Bu tanıdığın biri değildi ve Namjoon senden hiçbir şey saklamazdı.

"Hanımefendi ne yapıyorsunuz? Sevgilimin mezarından kalkıp gider misiniz lütfen?" Kadın gözlerindeki yaşları silip, gözlerine baktı.

"Sen onun sevgilisi miydin?" Dedi şaşkınlıkla. Şaşırdın ve kadına tekrar baktın.

"Onun derken? Siz neyi oluyorsunuz? Ne işiniz var burada?"

"Gel, şuraya oturup konuşalım." Dedi ve ayağa kalkıp elini tuttu. Bank'a doğru yürüdüğünde sende peşinden gittin.

"Artık anlatacak mısınız?" Dedin merakla.

"O benim oğlum." Dedi yere bakarak.

Kaşların çatılarak, ağzını açıp konuşacakken sözünü kesti.
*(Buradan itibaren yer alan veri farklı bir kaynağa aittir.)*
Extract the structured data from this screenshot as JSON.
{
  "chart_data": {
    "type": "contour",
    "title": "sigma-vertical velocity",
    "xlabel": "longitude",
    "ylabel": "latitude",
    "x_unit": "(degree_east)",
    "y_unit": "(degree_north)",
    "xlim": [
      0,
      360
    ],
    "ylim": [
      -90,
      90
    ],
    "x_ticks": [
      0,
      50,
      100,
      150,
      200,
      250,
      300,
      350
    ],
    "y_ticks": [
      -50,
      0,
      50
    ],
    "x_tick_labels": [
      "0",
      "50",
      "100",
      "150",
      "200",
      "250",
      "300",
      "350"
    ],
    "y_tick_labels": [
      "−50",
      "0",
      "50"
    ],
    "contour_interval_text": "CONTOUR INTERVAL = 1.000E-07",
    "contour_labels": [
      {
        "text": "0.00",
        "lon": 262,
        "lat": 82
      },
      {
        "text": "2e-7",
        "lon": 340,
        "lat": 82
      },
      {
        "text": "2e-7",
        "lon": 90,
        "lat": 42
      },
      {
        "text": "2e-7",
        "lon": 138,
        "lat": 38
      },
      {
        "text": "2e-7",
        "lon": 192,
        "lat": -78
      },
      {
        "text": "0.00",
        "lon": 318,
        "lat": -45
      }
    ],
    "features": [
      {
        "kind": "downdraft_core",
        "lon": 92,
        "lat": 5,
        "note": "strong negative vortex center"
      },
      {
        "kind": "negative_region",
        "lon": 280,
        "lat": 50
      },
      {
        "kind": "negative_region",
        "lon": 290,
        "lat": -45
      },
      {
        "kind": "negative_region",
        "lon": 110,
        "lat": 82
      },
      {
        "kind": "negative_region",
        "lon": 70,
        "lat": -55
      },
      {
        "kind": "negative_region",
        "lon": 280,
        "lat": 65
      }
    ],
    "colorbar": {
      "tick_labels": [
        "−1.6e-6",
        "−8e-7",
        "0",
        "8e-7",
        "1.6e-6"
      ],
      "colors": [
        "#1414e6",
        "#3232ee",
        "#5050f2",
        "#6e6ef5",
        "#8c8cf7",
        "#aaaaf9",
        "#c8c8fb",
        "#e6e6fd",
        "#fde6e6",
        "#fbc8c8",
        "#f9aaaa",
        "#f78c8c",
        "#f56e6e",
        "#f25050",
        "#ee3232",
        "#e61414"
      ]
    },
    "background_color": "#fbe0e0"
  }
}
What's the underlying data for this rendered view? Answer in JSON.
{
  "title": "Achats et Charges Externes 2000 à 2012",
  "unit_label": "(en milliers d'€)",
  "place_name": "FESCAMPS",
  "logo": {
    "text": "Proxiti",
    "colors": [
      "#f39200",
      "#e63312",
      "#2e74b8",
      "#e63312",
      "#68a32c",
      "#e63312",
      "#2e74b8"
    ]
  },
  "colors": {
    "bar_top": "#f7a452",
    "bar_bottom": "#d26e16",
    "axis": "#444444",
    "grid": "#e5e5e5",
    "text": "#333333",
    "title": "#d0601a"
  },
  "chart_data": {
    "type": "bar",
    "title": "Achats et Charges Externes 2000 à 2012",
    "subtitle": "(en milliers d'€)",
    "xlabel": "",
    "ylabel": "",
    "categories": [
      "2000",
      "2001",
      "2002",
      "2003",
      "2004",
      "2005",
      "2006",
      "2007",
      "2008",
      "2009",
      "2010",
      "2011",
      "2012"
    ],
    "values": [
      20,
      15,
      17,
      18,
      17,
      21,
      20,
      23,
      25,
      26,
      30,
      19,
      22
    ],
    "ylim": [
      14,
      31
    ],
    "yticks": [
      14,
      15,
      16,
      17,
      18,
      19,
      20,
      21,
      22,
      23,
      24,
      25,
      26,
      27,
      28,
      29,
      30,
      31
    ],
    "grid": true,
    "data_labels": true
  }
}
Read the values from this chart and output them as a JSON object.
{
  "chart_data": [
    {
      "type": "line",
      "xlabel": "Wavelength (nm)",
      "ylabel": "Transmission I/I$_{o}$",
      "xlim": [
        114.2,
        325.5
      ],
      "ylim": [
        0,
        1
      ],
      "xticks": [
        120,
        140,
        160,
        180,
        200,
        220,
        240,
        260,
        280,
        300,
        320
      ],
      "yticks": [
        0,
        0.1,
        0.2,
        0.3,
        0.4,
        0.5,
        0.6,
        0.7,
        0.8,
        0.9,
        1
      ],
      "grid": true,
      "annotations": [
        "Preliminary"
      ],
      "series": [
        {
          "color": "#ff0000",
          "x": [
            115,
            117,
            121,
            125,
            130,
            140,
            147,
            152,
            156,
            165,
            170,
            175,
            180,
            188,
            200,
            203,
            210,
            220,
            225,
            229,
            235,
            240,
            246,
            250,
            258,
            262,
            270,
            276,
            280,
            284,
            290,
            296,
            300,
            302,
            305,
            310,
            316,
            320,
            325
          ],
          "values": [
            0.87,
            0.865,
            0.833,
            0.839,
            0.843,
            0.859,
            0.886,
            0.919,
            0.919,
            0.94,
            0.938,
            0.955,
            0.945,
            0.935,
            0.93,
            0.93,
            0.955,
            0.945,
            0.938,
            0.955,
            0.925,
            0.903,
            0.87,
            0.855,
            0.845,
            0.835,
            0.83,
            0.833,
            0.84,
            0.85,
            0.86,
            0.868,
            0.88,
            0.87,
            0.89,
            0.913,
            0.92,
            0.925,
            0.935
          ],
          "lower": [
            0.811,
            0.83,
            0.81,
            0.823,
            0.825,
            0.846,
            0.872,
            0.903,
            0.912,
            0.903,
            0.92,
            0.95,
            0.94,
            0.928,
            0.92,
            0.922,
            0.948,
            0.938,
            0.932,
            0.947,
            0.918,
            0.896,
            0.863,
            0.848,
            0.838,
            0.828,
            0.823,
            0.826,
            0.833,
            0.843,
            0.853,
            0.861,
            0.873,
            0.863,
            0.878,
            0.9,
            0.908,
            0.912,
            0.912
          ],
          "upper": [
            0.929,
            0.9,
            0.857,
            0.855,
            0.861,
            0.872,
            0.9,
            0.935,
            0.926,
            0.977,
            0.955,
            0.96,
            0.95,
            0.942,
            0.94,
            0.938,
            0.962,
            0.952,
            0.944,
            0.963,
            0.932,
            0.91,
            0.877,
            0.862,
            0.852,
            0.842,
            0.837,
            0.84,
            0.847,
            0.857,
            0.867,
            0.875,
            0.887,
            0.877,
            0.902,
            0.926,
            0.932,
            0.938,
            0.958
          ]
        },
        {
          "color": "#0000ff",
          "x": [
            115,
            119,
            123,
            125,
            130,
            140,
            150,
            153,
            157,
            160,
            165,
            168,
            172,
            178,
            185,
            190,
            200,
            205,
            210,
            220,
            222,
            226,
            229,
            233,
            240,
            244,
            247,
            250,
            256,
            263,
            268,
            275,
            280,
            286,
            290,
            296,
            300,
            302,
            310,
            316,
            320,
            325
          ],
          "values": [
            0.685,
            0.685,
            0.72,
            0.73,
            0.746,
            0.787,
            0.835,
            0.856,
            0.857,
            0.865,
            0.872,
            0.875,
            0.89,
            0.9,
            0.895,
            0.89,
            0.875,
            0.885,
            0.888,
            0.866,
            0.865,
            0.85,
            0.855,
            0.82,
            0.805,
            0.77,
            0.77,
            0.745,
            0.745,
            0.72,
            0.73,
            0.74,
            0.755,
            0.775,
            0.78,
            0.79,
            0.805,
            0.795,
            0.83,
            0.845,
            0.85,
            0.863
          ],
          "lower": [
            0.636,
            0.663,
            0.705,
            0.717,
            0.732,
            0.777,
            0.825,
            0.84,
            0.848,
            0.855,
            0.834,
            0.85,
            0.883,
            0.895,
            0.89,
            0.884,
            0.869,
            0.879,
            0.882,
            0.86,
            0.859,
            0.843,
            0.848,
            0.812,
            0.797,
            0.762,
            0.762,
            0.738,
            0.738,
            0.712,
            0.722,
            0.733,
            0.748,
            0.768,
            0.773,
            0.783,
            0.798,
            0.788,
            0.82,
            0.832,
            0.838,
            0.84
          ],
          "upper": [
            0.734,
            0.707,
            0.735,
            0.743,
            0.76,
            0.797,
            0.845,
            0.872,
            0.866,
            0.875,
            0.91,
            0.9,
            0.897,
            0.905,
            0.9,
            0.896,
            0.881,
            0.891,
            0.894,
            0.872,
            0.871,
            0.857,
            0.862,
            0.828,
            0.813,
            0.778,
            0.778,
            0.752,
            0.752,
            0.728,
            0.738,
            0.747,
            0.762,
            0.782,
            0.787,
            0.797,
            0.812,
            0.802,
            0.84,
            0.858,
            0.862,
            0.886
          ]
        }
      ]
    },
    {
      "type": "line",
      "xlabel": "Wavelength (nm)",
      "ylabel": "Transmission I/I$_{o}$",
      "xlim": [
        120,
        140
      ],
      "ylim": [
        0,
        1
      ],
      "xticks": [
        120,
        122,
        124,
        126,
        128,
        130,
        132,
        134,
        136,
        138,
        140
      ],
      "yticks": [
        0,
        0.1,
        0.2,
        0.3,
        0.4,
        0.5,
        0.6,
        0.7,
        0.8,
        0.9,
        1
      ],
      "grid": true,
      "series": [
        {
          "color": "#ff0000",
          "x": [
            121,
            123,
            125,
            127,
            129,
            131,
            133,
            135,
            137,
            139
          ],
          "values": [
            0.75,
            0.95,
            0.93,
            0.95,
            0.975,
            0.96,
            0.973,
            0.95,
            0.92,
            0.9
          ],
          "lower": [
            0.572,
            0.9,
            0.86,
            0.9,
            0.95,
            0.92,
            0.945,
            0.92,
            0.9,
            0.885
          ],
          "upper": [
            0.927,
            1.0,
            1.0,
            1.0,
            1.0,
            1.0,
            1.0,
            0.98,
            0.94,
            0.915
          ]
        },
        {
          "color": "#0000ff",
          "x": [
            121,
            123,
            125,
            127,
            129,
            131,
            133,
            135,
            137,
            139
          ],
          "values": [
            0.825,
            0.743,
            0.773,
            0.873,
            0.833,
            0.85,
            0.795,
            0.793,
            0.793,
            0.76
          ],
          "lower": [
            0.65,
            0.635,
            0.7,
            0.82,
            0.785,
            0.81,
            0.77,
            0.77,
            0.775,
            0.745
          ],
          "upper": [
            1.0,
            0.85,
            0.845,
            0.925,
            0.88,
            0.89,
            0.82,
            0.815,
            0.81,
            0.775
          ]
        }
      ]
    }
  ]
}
"Omzunun üstünde küçük, kahverengi doğum lekesi var ve bu da küçüklüğünde çekindiğimiz fotoğraf." Dedi elindeki fotoğrafı sana uzatırken. Fotoğrafa baktığında Namjoon'un daha önceden gördüğün küçüklük fotoğrafını gördün.

"İyi de, siz neden şimdi çıktınız ki? Ben sizi hiç Namjoon'un yanında görmedim veya sizden bahsetmedi."

"Annesinin ben olduğumu bilmiyordu. Onu küçükken yetimhaneye bıraktım ve kısa süre sonra evlatlık alındı. Annesi ve babasını onlar zannediyordu ama değil."

"Siz onun bir yalanla ölmesine izin mi verdiniz? Kendi öz oğlunuza bunu nasıl yaparsınız? Neden onu yetimhaneye bıraktınız."

"Sakin ol kızım, benim kafam o kadar çalışmıyor." Dedi ve kafasını yukarı kaldırdı. "Onunla konuşmaya geldiğim sırada trafik kazası geçirdim ve bir hafta komada kaldım. Ben geldiğimde ise o çoktan gitmişti." Dedi gözleri dolarken.

"O çok düşünceliydi, çok zekiydi ve biz birbirimizi çok severdik." Dedin gözyaşların firar ederken.

"Seni görmek gibi bir amacım yoktu. Ben sadece oğlumun mezarına geldim, belki beni görür diye ümit ettim." Dedi ve elini sana uzattı. "Ben Kim Jihyo"

"Bende Park Jennie" dedin ve uzattığı eli sıktın.

"Benimle olup bana onu anlatır mısın? En sevdiği yemek neydi? Nerelere gezmeye gitmeyi severdi? Bir kaç eşyasını da verir misin bana? Nasıl kokuyordu acaba."

"Bunları ve daha fazlasını birlikte gerçekleştireceğiz Bayan Kim." Sıkıca sarıldın ve bir yandan sen bir yandan o ağlamaya devam ettiniz.

Böyle karşılacağınızı nereden bilebilirdiniz?